Results of the developed LM-based bicolor LFIA for 13 human serum samples point-of-care detection (1#–10# negative samples and 11#–13# positive samples).

4. Discussion

NAb against SARS-CoV-2 plays a pivotal role in preventing infection and clinically severe infection, thus, NAb measurement is a good choice for the prediction of protective immunity after vaccination. Live virus- or pseudovirus-based neutralization testing assays are not implemented in routine practice. Recently, ELISA based Nab that interacts with ACE2 protein in vitro has been established [24], but the operation of ELISA is tedious, time-consuming, and depends on special equipment. Finding alternative methods without cell and virus culture operation is of interest to obtain reliable NAb information for in vitro assays, which are simple, fast, high-throughput, and commercially available. Wang et al. [38] designed a track-etched membrane microplate and portable immunosensing smartphone reader platform (TEMFIS) for simply and quantitatively detecting NAb against SARS-CoV-2, and it exhibited good performance in detecting serum/plasma samples from COVID-19 patients and vaccines. In comparison with the virus neutralization testing and ELISA, the detection by TEMFIS is simple and can be completed within 45 min.
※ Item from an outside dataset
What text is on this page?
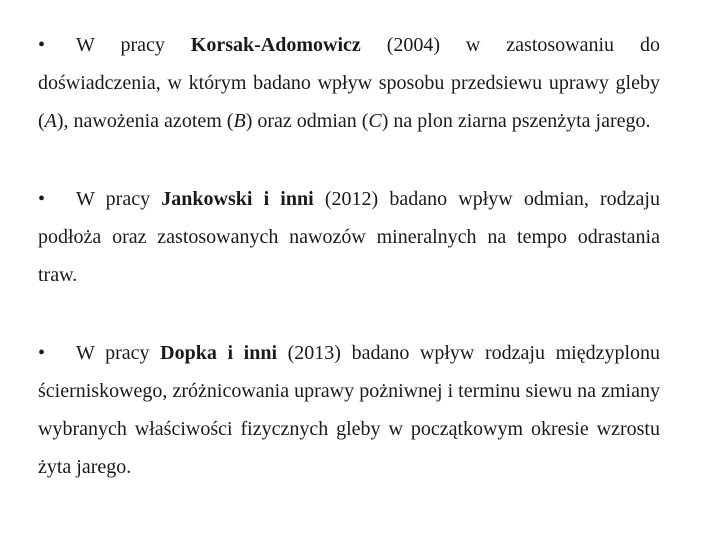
• W pracy Korsak-Adomowicz (2004) w zastosowaniu do doświadczenia, w którym badano wpływ sposobu przedsiewu uprawy gleby (A), nawożenia azotem (B) oraz odmian (C) na plon ziarna pszenżyta jarego.

• W pracy Jankowski i inni (2012) badano wpływ odmian, rodzaju podłoża oraz zastosowanych nawozów mineralnych na tempo odrastania traw.

• W pracy Dopka i inni (2013) badano wpływ rodzaju międzyplonu ścierniskowego, zróżnicowania uprawy pożniwnej i terminu siewu na zmiany wybranych właściwości fizycznych gleby w początkowym okresie wzrostu żyta jarego.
In addition, immunochromatography technique is considered an attractive point-of-care testing device, with which detection results can be obtained within 30 min.
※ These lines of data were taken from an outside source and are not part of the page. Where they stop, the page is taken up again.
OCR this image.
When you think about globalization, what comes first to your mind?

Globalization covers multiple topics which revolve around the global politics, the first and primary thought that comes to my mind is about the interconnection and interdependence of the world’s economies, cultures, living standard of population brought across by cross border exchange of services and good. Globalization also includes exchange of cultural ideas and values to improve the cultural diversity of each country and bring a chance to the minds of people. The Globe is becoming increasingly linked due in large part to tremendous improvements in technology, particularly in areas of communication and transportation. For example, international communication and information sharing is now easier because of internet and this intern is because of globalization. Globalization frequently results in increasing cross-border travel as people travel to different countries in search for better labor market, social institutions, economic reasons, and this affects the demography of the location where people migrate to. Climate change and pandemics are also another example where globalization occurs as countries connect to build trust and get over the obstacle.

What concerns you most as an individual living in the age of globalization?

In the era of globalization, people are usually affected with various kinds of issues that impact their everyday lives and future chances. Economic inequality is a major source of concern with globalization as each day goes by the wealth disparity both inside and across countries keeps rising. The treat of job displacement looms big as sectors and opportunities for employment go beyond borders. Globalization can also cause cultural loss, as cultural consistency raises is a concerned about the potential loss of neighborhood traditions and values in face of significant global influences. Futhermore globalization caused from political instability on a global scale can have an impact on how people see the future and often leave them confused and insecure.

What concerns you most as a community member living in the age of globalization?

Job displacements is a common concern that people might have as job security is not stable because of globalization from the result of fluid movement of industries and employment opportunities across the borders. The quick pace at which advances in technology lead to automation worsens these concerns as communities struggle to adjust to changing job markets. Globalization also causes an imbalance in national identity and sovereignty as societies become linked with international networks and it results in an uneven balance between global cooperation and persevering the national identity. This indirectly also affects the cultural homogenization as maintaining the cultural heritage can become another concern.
In this proof-of-principle study, a LM-based bicolor LFIA with NAb-mediated blockage of the interaction between RBD and ACE2 was developed for detecting NAb against SARS-CoV-2 after vaccination. The bicolor LFIA benefited from the red and blue LMs used to declare the locations of the T and C lines on the LFIA test strip, leading to avoidance of the misinterpretation of only one colored line result in the traditional LFIA. Moreover, point-of-care detection of NAb against SARS-CoV-2 can be completed in 9 min without using live virus and professional equipment, which remarkably reduces the cost and improves efficiency.

5. Conclusions

A fully assembled LM-based bicolor LFIA was successfully developed for rapid and direct determination of NAb against SARS-CoV-2 in human serum. The red and blue LMs were used to locate the T and C lines on the LFIA; thus, the erroneous interpretation of only one colored line result, as in traditional LFIA, can be avoided. The LOD for qualitative detection by naked eye was about 48 ng/mL, and the NAb levels in three positive serum samples were detected as higher than 736 ng/mL. This point-of-care bicolor LFIA is universal and could be applied to measure other targets in multiple areas.